Solar panels are all the rage these days and for good reason. For environmentalist, solar panels reduce the emissions involved with carbon fuels. For those who are more monetarily motivated, it means getting electricity ‘on sale’ by buying in bulk at today’s prices, rather than paying the inflated prices of 10+ years from now.
But regardless of individual reasoning, the question for everyone is, ‘how do solar panels work?’
In the simplest of definitions, solar panels work on electron flow – flow which is triggered by the bombardment of photons present in sunlight.
While I’m sure this obvious to individuals with a background in advanced electronics, for the rest of us, this is about as clear as mud.
So let’s break it down into more understandable terms.
Solar Panels: What Is Electron Excitation?
Perhaps the easiest way to think of electron excitation in solar panels is to take what we know of the game of billiards.
Imagine those fifteen multi-colored balls on top of the pool table, resting comfortably and not moving. These represent the electrons present in solar cells.
Now imagine the solid white cue ball being slammed into those fifteen balls and we all know how things get ‘exciting’ and really start moving.
This is what happens when a photon that is present in sunlight, slams into solar cells; the electrons start moving.
The definition for this process is known as the photovoltaic effect and quite adeptly uses the term ‘excitation’.
Solar Panels: Channeling Electron Flow
Now that the electrons are excited and moving, it’s time to channel that movement. This is accomplished in two parts.
- First, by the ‘driving presence’ of a electrical field created by the inherent qualities of the materials used.
- Second, by the ‘easy flow’ electron conduits (small wires) that finger their way through the solar cell.
To put this in our billiards example, the ‘driving presence’ of our electrical field could be simulated by raising one end of the pool table. In this situation, the multi-colored billiard balls will naturally want to roll to the lowest end of the table.
In turn, the ‘easy flow’ electron conduits are represented by the pockets in the corners of the billiard table where the balls are allowed to simply drop away and escape all the ‘excitement’ that is happening on the table.
Solar Panels: Electron Work
A fundamental concept of virtually every field of science is the balancing of potentials. Whether it is hydraulics, pneumatics, aerodynamics or in this case electronics, there is an inherit need for things to balance out.
As the excited electrons in the solar cells move and channel their way away from the driving electrical field, an imbalance is created via an absence of electrons. (See electron holes)
This imbalance is the core concept of electron flow, which, when channeled through ‘easy flow’ electrical conduits (aka wires) is how we get electrical current. And it is this current that powers our electrical devices.
In order to visualize this, let’s consider our billiards table.
With some billiards tables, there are internal pathways (easy flow conduits) connected to the pockets that allow the billiards balls that have dropped off, to roll back to one side of the table. Once the ball is there, a player can retrieve it and place it back on the table for further play.
This is the same for solar panels.
In essence, excited electrons make their way back around and are returned … for additional photons – present in sunlight – to knock them into an excited state, whereby the process is repeated.
Solar Panels: Step By Step
So to recap, here is a simplified process of how solar panels produce electricity.
- Step 1 – A photon present in sunlight strikes the relatively relaxed electrons present in the solar cell. This contact ‘excites’ the electrons causing them to move (think cue ball striking racked billiards balls).
- Step 2 – The excited electrons are driven away and exit the scene via ‘easy flow’ electrical conduits (wires). The result is a loss of what was a balanced amount of positive and negative electrons.
- Step 3 – Careful engineering capitalizes on this imbalance by designing a pathway for the electrons to flow to the area in which they are lacking. This electron flow is known as electrical current.
- Step 4 – Once the electrons return, in their effort to balance the equation, they are once again struck by more photons (via sunlight) and the process is repeated.

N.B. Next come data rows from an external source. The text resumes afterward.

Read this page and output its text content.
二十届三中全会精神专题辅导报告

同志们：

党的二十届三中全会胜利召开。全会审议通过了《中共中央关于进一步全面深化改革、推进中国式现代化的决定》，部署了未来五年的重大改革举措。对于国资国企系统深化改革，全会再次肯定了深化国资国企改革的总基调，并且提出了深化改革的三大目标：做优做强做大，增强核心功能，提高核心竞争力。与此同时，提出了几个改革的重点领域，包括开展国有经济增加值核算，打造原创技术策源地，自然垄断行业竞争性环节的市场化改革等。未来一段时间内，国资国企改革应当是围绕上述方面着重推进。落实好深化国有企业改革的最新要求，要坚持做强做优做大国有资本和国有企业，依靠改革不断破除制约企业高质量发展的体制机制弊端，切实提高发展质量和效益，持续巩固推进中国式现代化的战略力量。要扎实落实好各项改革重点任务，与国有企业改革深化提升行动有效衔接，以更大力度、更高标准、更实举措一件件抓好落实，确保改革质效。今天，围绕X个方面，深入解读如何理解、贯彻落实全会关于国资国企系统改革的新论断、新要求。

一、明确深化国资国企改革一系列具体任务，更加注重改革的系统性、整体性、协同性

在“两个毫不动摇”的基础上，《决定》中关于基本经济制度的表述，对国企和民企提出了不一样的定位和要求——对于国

Solar Panels: A Non-Consuming Energy Supply
One way to think of how solar panels actually work is to consider the example of our planet’s water cycle.
The sun shines and evaporates water, moving it into the atmosphere. This water is then cooled causing it to form droplets where the weight of it carries it back to the ground. Then, still being driven by gravity, it follows easy flow pathways, such as rivers and makes its way back to where it came from.
This is very similar to the power producing electron flow of solar panels. The sun shines, which causes electron movement, which changes the electron balance, which then causes electrons to follow easy flow pathways in order to return them back to their point of origin.
One can see that this process is contained, cyclical and thusly, non-consuming.
To reiterate, nothing is ever consumed. Electrons are simply moved – the result of bombarding sunlight photons and the careful engineering of electrical driving fields and easy flow electron pathways.
And because nothing is ever consumed, then it is by nature, easily sustainable.